Le résultat obtenu nous fait hésiter entre le rire gêné et l’apitoiement en songeant à ce que cela aurait pu donner. Après une scène d’exposition parfaitement inutile, ne servant qu’à faire la biographie du personnage, le film s’embarque dans un semblant de road trip qui ne raconte que mollement une histoire tenue par des ficelles scénaristiques sans queue ni tête. On est loin d’un récit poétique, porté par une nostalgie pour l’ancien âge d’or des cow-boys au cœur de magnifiques paysages avec des chevaux sauvages. Le jeu d’Eduardo Minett, l’interprète de Rafael, ne montre, à aucun moment, une crédibilité suffisante pour nous faire croire, un tant soit peu, à ce que son personnage ressent. Il n’est d’ailleurs pas aidé par ses dialogues qui n’ont d’autres utilités que d’exposer les questionnements du garçon de treize ans avec la délicatesse d’un éléphant dans un magasin de porcelaine.
Cela va de pair avec le scénario qui ne trouve nulle justification aux actions de ses protagonistes.
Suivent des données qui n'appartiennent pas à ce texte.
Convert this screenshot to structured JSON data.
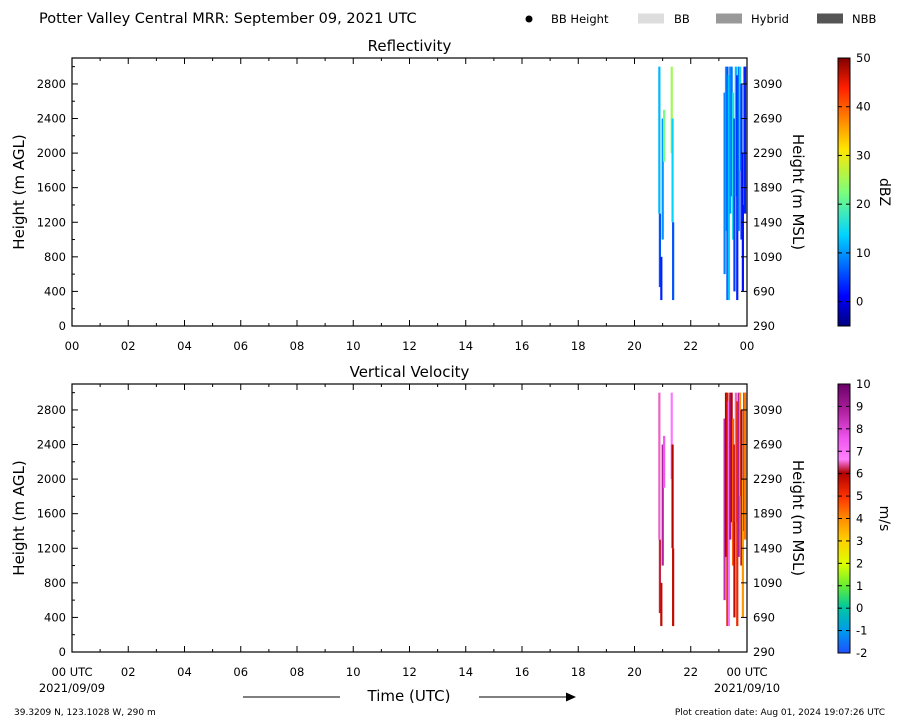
{
  "header": {
    "title": "Potter Valley Central MRR:  September 09, 2021 UTC",
    "legend": [
      {
        "label": "BB Height",
        "kind": "dot",
        "color": "#000000"
      },
      {
        "label": "BB",
        "kind": "swatch",
        "color": "#dddddd"
      },
      {
        "label": "Hybrid",
        "kind": "swatch",
        "color": "#999999"
      },
      {
        "label": "NBB",
        "kind": "swatch",
        "color": "#555555"
      }
    ]
  },
  "x_axis": {
    "label": "Time (UTC)",
    "range_hours": [
      0,
      24
    ],
    "ticks": [
      {
        "hour": 0,
        "label": "00"
      },
      {
        "hour": 2,
        "label": "02"
      },
      {
        "hour": 4,
        "label": "04"
      },
      {
        "hour": 6,
        "label": "06"
      },
      {
        "hour": 8,
        "label": "08"
      },
      {
        "hour": 10,
        "label": "10"
      },
      {
        "hour": 12,
        "label": "12"
      },
      {
        "hour": 14,
        "label": "14"
      },
      {
        "hour": 16,
        "label": "16"
      },
      {
        "hour": 18,
        "label": "18"
      },
      {
        "hour": 20,
        "label": "20"
      },
      {
        "hour": 22,
        "label": "22"
      },
      {
        "hour": 24,
        "label": "00"
      }
    ],
    "bottom_tick_labels": [
      "00 UTC",
      "02",
      "04",
      "06",
      "08",
      "10",
      "12",
      "14",
      "16",
      "18",
      "20",
      "22",
      "00 UTC"
    ],
    "start_date": "2021/09/09",
    "end_date": "2021/09/10"
  },
  "footer": {
    "location": "39.3209 N, 123.1028 W, 290 m",
    "creation": "Plot creation date: Aug 01, 2024 19:07:26 UTC"
  },
  "chart_data": [
    {
      "type": "heatmap",
      "title": "Reflectivity",
      "ylabel": "Height (m AGL)",
      "ylabel_right": "Height (m MSL)",
      "ylim": [
        0,
        3100
      ],
      "yticks": [
        0,
        400,
        800,
        1200,
        1600,
        2000,
        2400,
        2800
      ],
      "yticks_right": [
        "290",
        "690",
        "1090",
        "1490",
        "1890",
        "2290",
        "2690",
        "3090"
      ],
      "colorbar": {
        "label": "dBZ",
        "range": [
          -5,
          50
        ],
        "ticks": [
          0,
          10,
          20,
          30,
          40,
          50
        ],
        "colormap": "jet"
      },
      "segments": [
        {
          "t": 20.88,
          "y0": 1300,
          "y1": 3000,
          "v": 12
        },
        {
          "t": 20.9,
          "y0": 450,
          "y1": 1300,
          "v": 6
        },
        {
          "t": 20.95,
          "y0": 300,
          "y1": 800,
          "v": 3
        },
        {
          "t": 21.0,
          "y0": 1000,
          "y1": 2400,
          "v": 10
        },
        {
          "t": 21.05,
          "y0": 1900,
          "y1": 2500,
          "v": 22
        },
        {
          "t": 21.32,
          "y0": 2000,
          "y1": 3000,
          "v": 25
        },
        {
          "t": 21.35,
          "y0": 1200,
          "y1": 2400,
          "v": 14
        },
        {
          "t": 21.37,
          "y0": 300,
          "y1": 1200,
          "v": 6
        },
        {
          "t": 23.2,
          "y0": 600,
          "y1": 2700,
          "v": 9
        },
        {
          "t": 23.25,
          "y0": 1100,
          "y1": 3000,
          "v": 11
        },
        {
          "t": 23.3,
          "y0": 300,
          "y1": 3000,
          "v": 6
        },
        {
          "t": 23.35,
          "y0": 300,
          "y1": 2900,
          "v": 13
        },
        {
          "t": 23.4,
          "y0": 1300,
          "y1": 3000,
          "v": 10
        },
        {
          "t": 23.45,
          "y0": 1500,
          "y1": 3000,
          "v": 8
        },
        {
          "t": 23.5,
          "y0": 1000,
          "y1": 2700,
          "v": 16
        },
        {
          "t": 23.55,
          "y0": 400,
          "y1": 2400,
          "v": 5
        },
        {
          "t": 23.6,
          "y0": 1500,
          "y1": 3000,
          "v": 12
        },
        {
          "t": 23.65,
          "y0": 300,
          "y1": 2900,
          "v": 3
        },
        {
          "t": 23.7,
          "y0": 1100,
          "y1": 3000,
          "v": 8
        },
        {
          "t": 23.75,
          "y0": 1800,
          "y1": 3000,
          "v": 14
        },
        {
          "t": 23.8,
          "y0": 1000,
          "y1": 2800,
          "v": 4
        },
        {
          "t": 23.85,
          "y0": 400,
          "y1": 2000,
          "v": 2
        },
        {
          "t": 23.9,
          "y0": 1400,
          "y1": 3000,
          "v": 9
        },
        {
          "t": 23.95,
          "y0": 1300,
          "y1": 3000,
          "v": 3
        }
      ]
    },
    {
      "type": "heatmap",
      "title": "Vertical Velocity",
      "ylabel": "Height (m AGL)",
      "ylabel_right": "Height (m MSL)",
      "ylim": [
        0,
        3100
      ],
      "yticks": [
        0,
        400,
        800,
        1200,
        1600,
        2000,
        2400,
        2800
      ],
      "yticks_right": [
        "290",
        "690",
        "1090",
        "1490",
        "1890",
        "2290",
        "2690",
        "3090"
      ],
      "colorbar": {
        "label": "m/s",
        "range": [
          -2,
          10
        ],
        "ticks": [
          -2,
          -1,
          0,
          1,
          2,
          3,
          4,
          5,
          6,
          7,
          8,
          9,
          10
        ],
        "colormap": "nws_velocity"
      },
      "segments": [
        {
          "t": 20.88,
          "y0": 1300,
          "y1": 3000,
          "v": 6.5
        },
        {
          "t": 20.9,
          "y0": 450,
          "y1": 1300,
          "v": 6.2
        },
        {
          "t": 20.95,
          "y0": 300,
          "y1": 800,
          "v": 5.8
        },
        {
          "t": 21.0,
          "y0": 1000,
          "y1": 2400,
          "v": 8.8
        },
        {
          "t": 21.05,
          "y0": 1900,
          "y1": 2500,
          "v": 7.5
        },
        {
          "t": 21.32,
          "y0": 2000,
          "y1": 3000,
          "v": 6.8
        },
        {
          "t": 21.35,
          "y0": 1200,
          "y1": 2400,
          "v": 6.0
        },
        {
          "t": 21.37,
          "y0": 300,
          "y1": 1200,
          "v": 5.8
        },
        {
          "t": 23.2,
          "y0": 600,
          "y1": 2700,
          "v": 8.5
        },
        {
          "t": 23.25,
          "y0": 1100,
          "y1": 3000,
          "v": 6.0
        },
        {
          "t": 23.3,
          "y0": 300,
          "y1": 3000,
          "v": 5.5
        },
        {
          "t": 23.35,
          "y0": 300,
          "y1": 2900,
          "v": 7.0
        },
        {
          "t": 23.4,
          "y0": 1300,
          "y1": 3000,
          "v": 9.0
        },
        {
          "t": 23.45,
          "y0": 1500,
          "y1": 3000,
          "v": 6.0
        },
        {
          "t": 23.5,
          "y0": 1000,
          "y1": 2700,
          "v": 4.5
        },
        {
          "t": 23.55,
          "y0": 400,
          "y1": 2400,
          "v": 5.8
        },
        {
          "t": 23.6,
          "y0": 1500,
          "y1": 3000,
          "v": 6.5
        },
        {
          "t": 23.65,
          "y0": 300,
          "y1": 2900,
          "v": 5.2
        },
        {
          "t": 23.7,
          "y0": 1100,
          "y1": 3000,
          "v": 8.8
        },
        {
          "t": 23.75,
          "y0": 1800,
          "y1": 3000,
          "v": 4.0
        },
        {
          "t": 23.8,
          "y0": 1000,
          "y1": 2800,
          "v": 6.0
        },
        {
          "t": 23.85,
          "y0": 400,
          "y1": 2000,
          "v": 3.8
        },
        {
          "t": 23.9,
          "y0": 1400,
          "y1": 3000,
          "v": 5.5
        },
        {
          "t": 23.95,
          "y0": 1300,
          "y1": 3000,
          "v": 4.2
        }
      ]
    }
  ]
}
Un pas en avant, deux en arrière, une pause dans un village… Sans explication apportée, le but revient à simplement ralentir le temps, faute de quoi le récit serait depuis longtemps achevé. Les « épreuves » que subissent Mike et Rafael ne sont pas initiatrices de changements dans leurs comportements. Autrement dit, on n’y croit pas. Rien n’est cohérent. Tout est fait pour coller à un scénario qui ne comprend pas ce qu’il dépeint et pourquoi.
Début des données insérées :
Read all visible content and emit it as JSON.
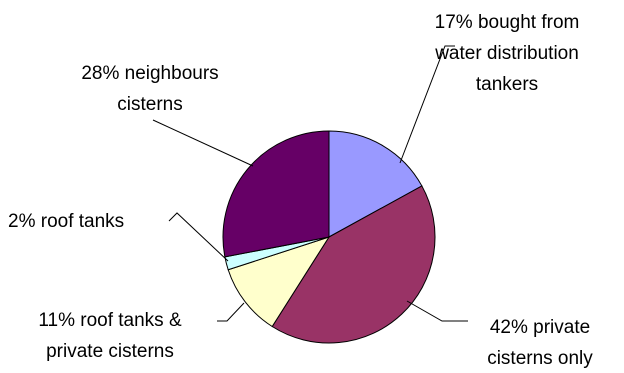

Clint Eastwood, lui-même, aggrave ce constat en s’échinant à jouer un personnage qui n’a clairement pas l’âge de son acteur. Le change ne marche ni de près ni de loin, à partir de l’instant où la mollesse du réalisateur est perceptible. Le montage, qui tente de le cacher, ne fait que la rendre plus évidente encore. La vraisemblance de son rôle en prend un coup à chaque confrontation avec de gros durs mexicains qu’il terrifie ou lorsqu’il séduit de belles femmes qui atteignent difficilement la moitié de son âge. Sa réalisation ensevelie toujours plus le film avec des fondus au noir qui éternise l’histoire sans véritable moyen de la rendre attrayante. Quelques plans rehaussent le tout mais ne rendent compte que d’une déception face à ce qui aurait pu être fait.
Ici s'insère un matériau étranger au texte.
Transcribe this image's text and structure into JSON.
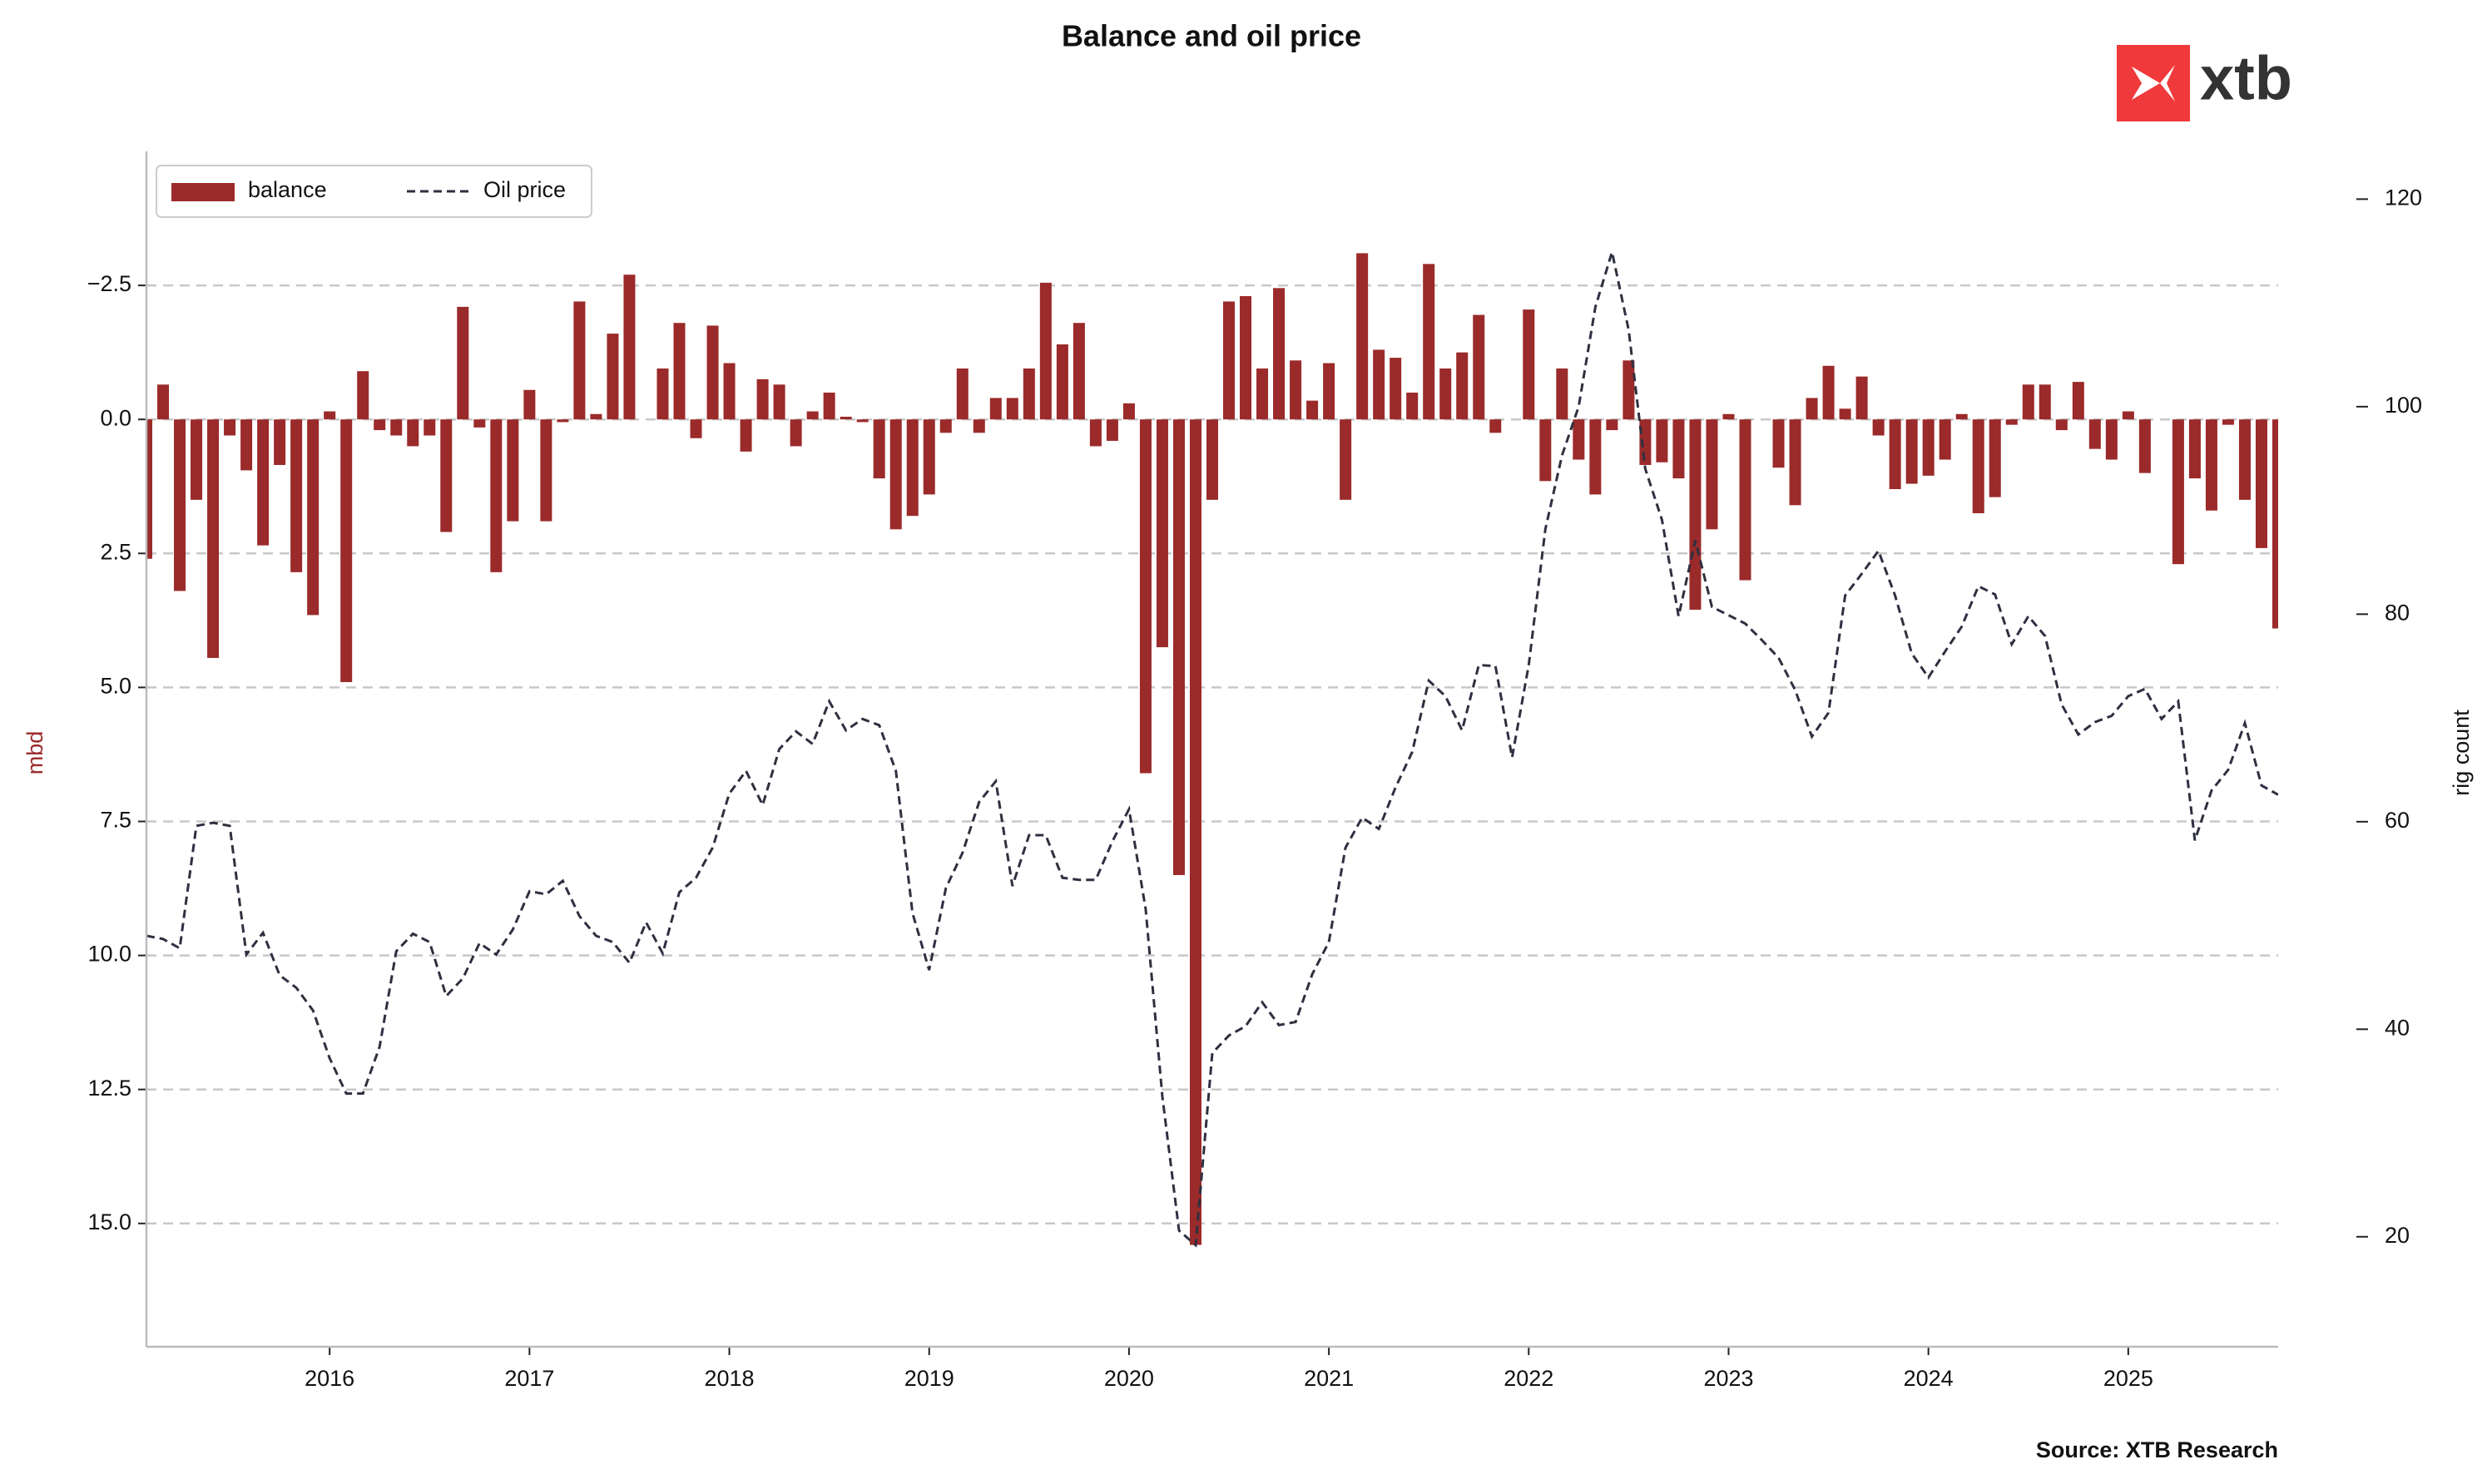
{
  "chart_data": {
    "type": "bar",
    "title": "Balance and oil price",
    "logo": "xtb",
    "source": "Source: XTB Research",
    "ylabel": "mbd",
    "y2label": "rig count",
    "legend": "upper left",
    "grid": true,
    "x": [
      "2015-02",
      "2015-03",
      "2015-04",
      "2015-05",
      "2015-06",
      "2015-07",
      "2015-08",
      "2015-09",
      "2015-10",
      "2015-11",
      "2015-12",
      "2016-01",
      "2016-02",
      "2016-03",
      "2016-04",
      "2016-05",
      "2016-06",
      "2016-07",
      "2016-08",
      "2016-09",
      "2016-10",
      "2016-11",
      "2016-12",
      "2017-01",
      "2017-02",
      "2017-03",
      "2017-04",
      "2017-05",
      "2017-06",
      "2017-07",
      "2017-08",
      "2017-09",
      "2017-10",
      "2017-11",
      "2017-12",
      "2018-01",
      "2018-02",
      "2018-03",
      "2018-04",
      "2018-05",
      "2018-06",
      "2018-07",
      "2018-08",
      "2018-09",
      "2018-10",
      "2018-11",
      "2018-12",
      "2019-01",
      "2019-02",
      "2019-03",
      "2019-04",
      "2019-05",
      "2019-06",
      "2019-07",
      "2019-08",
      "2019-09",
      "2019-10",
      "2019-11",
      "2019-12",
      "2020-01",
      "2020-02",
      "2020-03",
      "2020-04",
      "2020-05",
      "2020-06",
      "2020-07",
      "2020-08",
      "2020-09",
      "2020-10",
      "2020-11",
      "2020-12",
      "2021-01",
      "2021-02",
      "2021-03",
      "2021-04",
      "2021-05",
      "2021-06",
      "2021-07",
      "2021-08",
      "2021-09",
      "2021-10",
      "2021-11",
      "2021-12",
      "2022-01",
      "2022-02",
      "2022-03",
      "2022-04",
      "2022-05",
      "2022-06",
      "2022-07",
      "2022-08",
      "2022-09",
      "2022-10",
      "2022-11",
      "2022-12",
      "2023-01",
      "2023-02",
      "2023-03",
      "2023-04",
      "2023-05",
      "2023-06",
      "2023-07",
      "2023-08",
      "2023-09",
      "2023-10",
      "2023-11",
      "2023-12",
      "2024-01",
      "2024-02",
      "2024-03",
      "2024-04",
      "2024-05",
      "2024-06",
      "2024-07",
      "2024-08",
      "2024-09",
      "2024-10",
      "2024-11",
      "2024-12",
      "2025-01",
      "2025-02",
      "2025-03",
      "2025-04",
      "2025-05",
      "2025-06",
      "2025-07",
      "2025-08",
      "2025-09",
      "2025-10"
    ],
    "xlim": [
      "2015-02",
      "2025-10"
    ],
    "xticks": [
      2016,
      2017,
      2018,
      2019,
      2020,
      2021,
      2022,
      2023,
      2024,
      2025
    ],
    "ylim": [
      17.3,
      -5.0
    ],
    "yticks": [
      {
        "value": -2.5,
        "label": "−2.5"
      },
      {
        "value": 0,
        "label": "0.0"
      },
      2.5,
      {
        "value": 5,
        "label": "5.0"
      },
      7.5,
      {
        "value": 10,
        "label": "10.0"
      },
      12.5,
      {
        "value": 15,
        "label": "15.0"
      }
    ],
    "y2lim": [
      9.4,
      124.6
    ],
    "y2ticks": [
      20,
      40,
      60,
      80,
      100,
      120
    ],
    "series": [
      {
        "name": "balance",
        "type": "bar",
        "color": "#9b2a2a",
        "values": [
          2.6,
          -0.65,
          3.2,
          1.5,
          4.45,
          0.3,
          0.95,
          2.35,
          0.85,
          2.85,
          3.65,
          -0.15,
          4.9,
          -0.9,
          0.2,
          0.3,
          0.5,
          0.3,
          2.1,
          -2.1,
          0.15,
          2.85,
          1.9,
          -0.55,
          1.9,
          0.05,
          -2.2,
          -0.1,
          -1.6,
          -2.7,
          0.0,
          -0.95,
          -1.8,
          0.35,
          -1.75,
          -1.05,
          0.6,
          -0.75,
          -0.65,
          0.5,
          -0.15,
          -0.5,
          -0.05,
          0.05,
          1.1,
          2.05,
          1.8,
          1.4,
          0.25,
          -0.95,
          0.25,
          -0.4,
          -0.4,
          -0.95,
          -2.55,
          -1.4,
          -1.8,
          0.5,
          0.4,
          -0.3,
          6.6,
          4.25,
          8.5,
          15.4,
          1.5,
          -2.2,
          -2.3,
          -0.95,
          -2.45,
          -1.1,
          -0.35,
          -1.05,
          1.5,
          -3.1,
          -1.3,
          -1.15,
          -0.5,
          -2.9,
          -0.95,
          -1.25,
          -1.95,
          0.25,
          0.0,
          -2.05,
          1.15,
          -0.95,
          0.75,
          1.4,
          0.2,
          -1.1,
          0.85,
          0.8,
          1.1,
          3.55,
          2.05,
          -0.1,
          3.0,
          0.0,
          0.9,
          1.6,
          -0.4,
          -1.0,
          -0.2,
          -0.8,
          0.3,
          1.3,
          1.2,
          1.05,
          0.75,
          -0.1,
          1.75,
          1.45,
          0.1,
          -0.65,
          -0.65,
          0.2,
          -0.7,
          0.55,
          0.75,
          -0.15,
          1.0,
          0.0,
          2.7,
          1.1,
          1.7,
          0.1,
          1.5,
          2.4,
          3.9
        ]
      },
      {
        "name": "Oil price",
        "type": "line",
        "axis": "y2",
        "color": "#2e3040",
        "values": [
          49.0,
          48.7,
          47.8,
          59.6,
          59.9,
          59.6,
          47.2,
          49.3,
          45.2,
          44.0,
          41.8,
          37.2,
          33.8,
          33.8,
          38.3,
          47.5,
          49.2,
          48.4,
          43.2,
          44.9,
          48.3,
          47.2,
          49.6,
          53.3,
          53.0,
          54.3,
          50.9,
          49.0,
          48.4,
          46.4,
          50.3,
          47.3,
          53.2,
          54.6,
          57.5,
          62.7,
          64.9,
          61.6,
          67.0,
          68.7,
          67.5,
          71.6,
          68.8,
          69.9,
          69.3,
          64.9,
          51.2,
          45.7,
          53.6,
          57.0,
          61.9,
          63.9,
          53.8,
          58.7,
          58.7,
          54.6,
          54.4,
          54.4,
          58.1,
          61.2,
          51.6,
          33.5,
          20.6,
          19.2,
          37.7,
          39.4,
          40.3,
          42.6,
          40.4,
          40.7,
          45.3,
          48.4,
          57.5,
          60.4,
          59.3,
          63.3,
          66.7,
          73.6,
          72.1,
          68.8,
          75.1,
          75.0,
          66.2,
          75.1,
          88.2,
          95.3,
          100.0,
          109.6,
          114.9,
          107.4,
          94.0,
          89.1,
          79.8,
          87.1,
          80.7,
          79.9,
          79.1,
          77.5,
          75.8,
          72.7,
          68.2,
          70.5,
          81.8,
          83.9,
          86.1,
          81.8,
          76.2,
          73.9,
          76.4,
          78.8,
          82.7,
          81.9,
          77.1,
          79.8,
          77.9,
          71.3,
          68.4,
          69.6,
          70.2,
          72.1,
          72.8,
          69.9,
          71.6,
          58.2,
          63.0,
          65.0,
          69.5,
          63.5,
          62.6
        ]
      }
    ]
  }
}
Cry Macho laisse un goût âpre alors que sa portée résonnait pourtant directement avec la vie de Clint Eastwood. Rendu mythique à travers ses rôles d’antihéros et cette image de macho, ses réalisations étaient, quant à elles, tournées vers l’émotion. Ce dernier film s’annonçait profond et offrait un parallèle intéressant entre ces deux facettes de sa carrière. La conclusion n’en est que plus bâclée pour ce vestige d’un classicisme hollywoodien qui nous avait habitués à tellement mieux.
Emilie Bollache
- CRY MACHO
- Sortie salles : 10 novembre 2021
- Réalisation : Clint Eastwood
- Avec : Clint Eastwood, Dwight Yoakam, Daniel V. Graulau, Eduardo Minett, Ana Rey, Natalia Traven, Horacio Garcia Rojas, Fernanda Urrejola, Ivan Hernandez, Paul Alayo…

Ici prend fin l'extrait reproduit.